For those aged between six and 11 years old, it depends on other factors such as the rate of virus transmission and whether the child is coming into contact with high-risk individuals. WHO has also stressed that adult supervision for this age group is necessary, to help children take off and put on their masks securely.
Children under the age of five are not required to wear face masks in any environment.
Do teachers have to wear face masks?
Teachers and all other staff, along with parents and visitors entering the site, will have to wear masks in secondary schools in the UK as well.
WHO says, “In areas where there is widespread transmission, all adults under the age of 60 and who are in general good health should wear fabric masks when they cannot guarantee at least a one-metre distance from others.”
“This is particularly important for adults working with children who may have close contact with children and one another.”
Where do children have to wear masks in school?
Wearing masks in secondary schools in the UK is mandatory around most of the site. They will certainly be required in hallways and corridors, where social distancing is difficult to be maintained.
Under the new guidance, masks in classrooms within UK secondary schools will also be compulsory, if there aren’t provisions for social distancing.
Students of any age will not be required to wear their face coverings when eating, however, nor when they are taking part in certain lessons – including P.E.
What are other countries doing?
While wearing masks in UK secondary schools might seem like a new rule, guidance about wearing masks in schools elsewhere in Europe have been in place for months now.
In Austria, students in primary schools are required to wear masks everywhere except when they’re seated in their classrooms. In secondary schools, the student population are split in half with one set present in school for two days a week and the other half learning from home. The system is then reversed later in the week.
Children and teachers in France all have to wear face masks, even when a distance of one metre can be enforced. This means that they’re worn through the day, including during lessons.
In Italy, face masks are being worn all around the school and windows are kept open during class. During the warmer months, classes will be held outside to help further with social distancing.
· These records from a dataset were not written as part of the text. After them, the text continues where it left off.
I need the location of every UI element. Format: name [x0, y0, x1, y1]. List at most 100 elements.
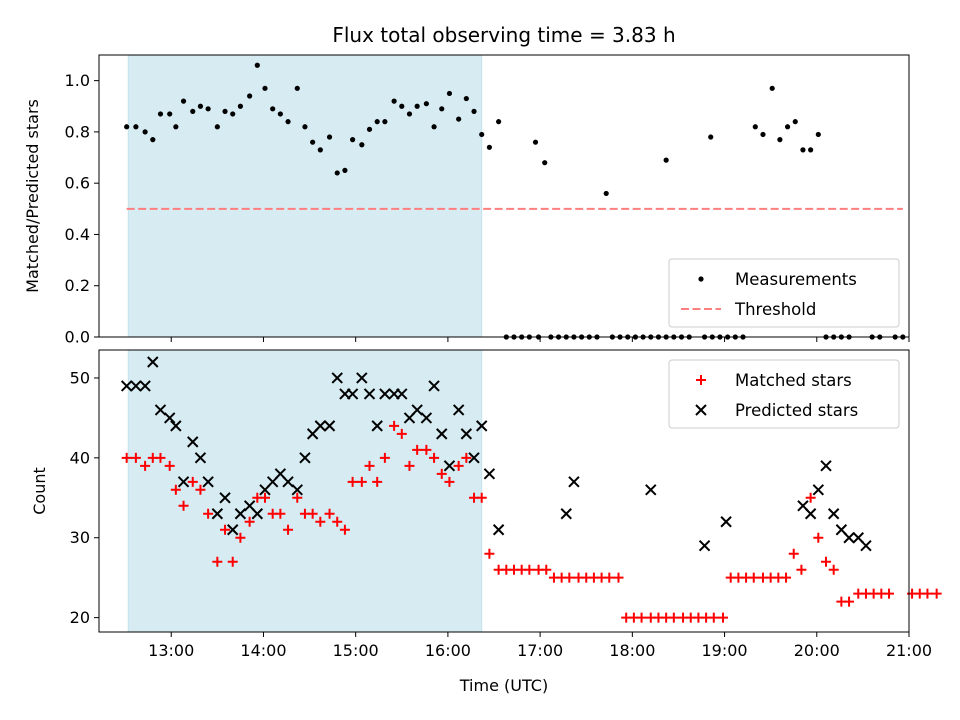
data-point — [805, 492, 816, 503]
data-point — [259, 492, 270, 503]
data-point — [291, 484, 303, 496]
chart-title: Flux total observing time = 3.83 h — [332, 23, 675, 47]
data-point — [479, 131, 485, 138]
data-point — [142, 129, 148, 135]
data-point — [150, 137, 156, 143]
data-point — [411, 404, 423, 416]
data-point — [334, 170, 340, 176]
data-point — [350, 137, 356, 143]
data-point — [283, 524, 294, 535]
data-point — [173, 124, 179, 130]
data-point — [420, 412, 433, 424]
data-point — [788, 548, 799, 559]
data-point — [331, 372, 343, 384]
y-tick-label: 0.6 — [65, 174, 90, 193]
data-point — [194, 452, 207, 464]
data-point — [412, 444, 423, 455]
data-point — [748, 572, 759, 583]
data-point — [315, 516, 326, 527]
data-point — [444, 476, 455, 487]
bottom-panel: 20 30 40 50 13:00 14:00 15:00 16:00 17:00 18:00 19… — [30, 349, 942, 695]
data-point — [133, 124, 139, 130]
data-point — [844, 596, 855, 607]
data-point — [379, 388, 391, 400]
data-point — [792, 119, 798, 125]
data-point — [815, 131, 821, 138]
data-point — [613, 572, 624, 583]
data-point — [347, 476, 358, 487]
data-point — [235, 532, 246, 543]
x-tick-label: 19:00 — [702, 641, 748, 660]
data-point — [796, 564, 807, 575]
data-point — [843, 532, 855, 544]
data-point — [476, 420, 488, 432]
data-point — [227, 524, 239, 536]
data-point — [363, 388, 376, 400]
data-point — [468, 452, 480, 464]
data-point — [443, 460, 456, 472]
series-matched-stars — [121, 420, 942, 623]
data-point — [492, 524, 505, 536]
data-point — [359, 142, 365, 148]
data-point — [237, 103, 244, 109]
data-point — [212, 556, 223, 567]
data-point — [197, 103, 204, 109]
data-point — [130, 452, 141, 463]
data-point — [155, 452, 166, 463]
y-axis-ticks: 20 30 40 50 — [70, 368, 99, 627]
y-tick-label: 40 — [70, 448, 90, 467]
legend-entry: Measurements — [698, 270, 857, 289]
data-point — [219, 492, 231, 504]
data-point — [496, 119, 502, 125]
data-point — [314, 420, 327, 432]
x-tick-label: 18:00 — [609, 641, 655, 660]
data-point — [202, 476, 214, 488]
data-point — [421, 444, 432, 455]
y-tick-label: 1.0 — [65, 71, 90, 90]
y-axis-label: Matched/Predicted stars — [23, 99, 42, 293]
data-point — [346, 388, 359, 400]
data-point — [170, 420, 182, 432]
data-point — [461, 452, 472, 463]
data-point — [603, 190, 609, 197]
data-point — [324, 508, 335, 519]
y-tick-label: 0.2 — [65, 276, 90, 295]
data-point — [147, 356, 159, 368]
data-point — [332, 516, 343, 527]
data-point — [120, 380, 133, 392]
data-point — [317, 147, 323, 153]
data-point — [251, 508, 264, 520]
data-point — [532, 139, 539, 145]
data-point — [396, 428, 407, 439]
data-point — [406, 111, 413, 117]
data-point — [164, 460, 175, 471]
x-tick-label: 14:00 — [240, 641, 286, 660]
data-point — [130, 380, 142, 392]
data-point — [399, 103, 405, 109]
data-point — [813, 532, 824, 543]
y-tick-label: 0.4 — [65, 225, 90, 244]
data-point — [524, 564, 535, 575]
data-point — [121, 452, 132, 463]
legend-swatch — [695, 404, 707, 416]
data-point — [379, 452, 390, 463]
data-point — [167, 111, 173, 117]
legend-label: Matched stars — [735, 371, 852, 390]
axes-frame — [98, 349, 910, 633]
data-point — [203, 508, 214, 519]
data-point — [542, 160, 548, 166]
top-panel: 0.0 0.2 0.4 0.6 0.8 1.0 Matched/Predicted star… — [23, 23, 910, 347]
data-point — [187, 476, 198, 487]
x-tick-label: 16:00 — [425, 641, 471, 660]
data-point — [429, 452, 440, 463]
legend-entry: Matched stars — [696, 371, 852, 390]
data-point — [564, 572, 575, 583]
legend-box — [668, 359, 900, 429]
data-point — [456, 116, 462, 122]
data-point — [827, 508, 840, 520]
data-point — [698, 540, 711, 552]
data-point — [177, 476, 190, 488]
x-tick-label: 17:00 — [517, 641, 563, 660]
data-point — [230, 111, 236, 117]
legend-label: Threshold — [734, 300, 816, 319]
For those over the age of six in Spain, masks will be compulsory on all school transport and will be required for students and teachers at all times where a 1.5 metre distance can’t be maintained.
In Germany, the federal states all have different rules. In most areas, face masks must be worn in schools. Bavaria, for instance, has a policy where primary school children must wear a non-medical grade face covering as soon as they enter the school and while they’re sitting down in the classroom. Adults, however, must wear a medical grade face mask when on site.